Thanks to Mayor Greg Nickels' veto of a June 24 Seattle City Council vote, developer Richard C. Hedreen hasn't scored a waiver from the city to build extra square footage at a planned downtown hotel without providing the prerequisite low-income housing first ["The Six Million Dollar Scam," Josh Feit, June 20]. However, earlier this week Hedreen did score extra time to make his case for a council override. On Monday, July 15, the council delayed its vote to consider the veto.

Before it votes on July 22, the council ought to read an editorial that Hedreen's lobbyist, Jamie Durkan, penned in the July 15 Seattle Post-Intelligencer. It's not that Durkan's editorial will persuade the council to side with Hedreen, though. Quite the contrary: Durkan's screed is perfect evidence of the shenanigans that Hedreen is trying to pull. Durkan wrongly argues that Hedreen's $15 million partnership with the Washington State Convention & Trade Center (WSCTC) earned Hedreen the right to expand development plans for an unrelated hotel project.

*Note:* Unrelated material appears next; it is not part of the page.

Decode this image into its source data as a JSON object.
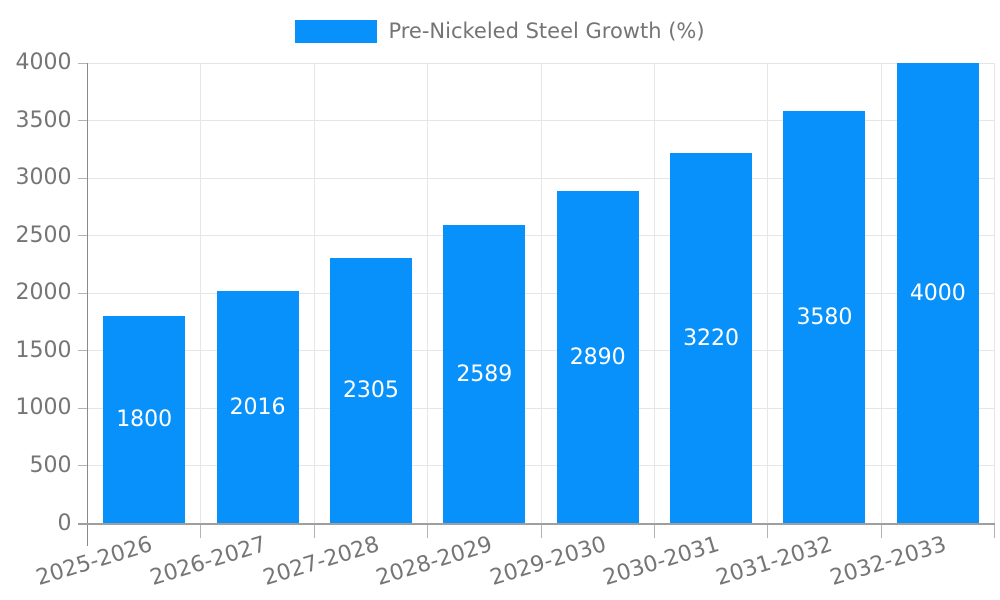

Durkan says the city struck a deal with Hedreen, and shouldn't break it. What deal? As WSCTC General Manager John Christison points out, there was no "iron-clad" provision in WSCTC's agreement with Hedreen that obligated the city to do anything. In fact, as evidence that the city had no legal obligation to Hedreen, Christison acknowledges that as part of WSCTC's agreement with Hedreen, WSCTC promised to support Hedreen's bid to win credits from the city later on. In short, the real deal was an understanding between WSCTC and Hedreen that the city would have to make an exception for Hedreen in the future, because transferring the square-footage credits to a site not related to the convention center didn't jibe with the square-footage program.

"What Jamie is missing in his article," city housing director Cynthia Parker says, "is that if he wanted to build extra square footage, he had to do it at that site [the Convention Center]." Hedreen wants expanded development rights several blocks away at Eighth and Olive or the Greyhound bus depot site.

Ultimately, Hedreen has no standing with the city. "There was no deal," Nickels spokesperson Marianne Bischel laughs about Durkan's weird column.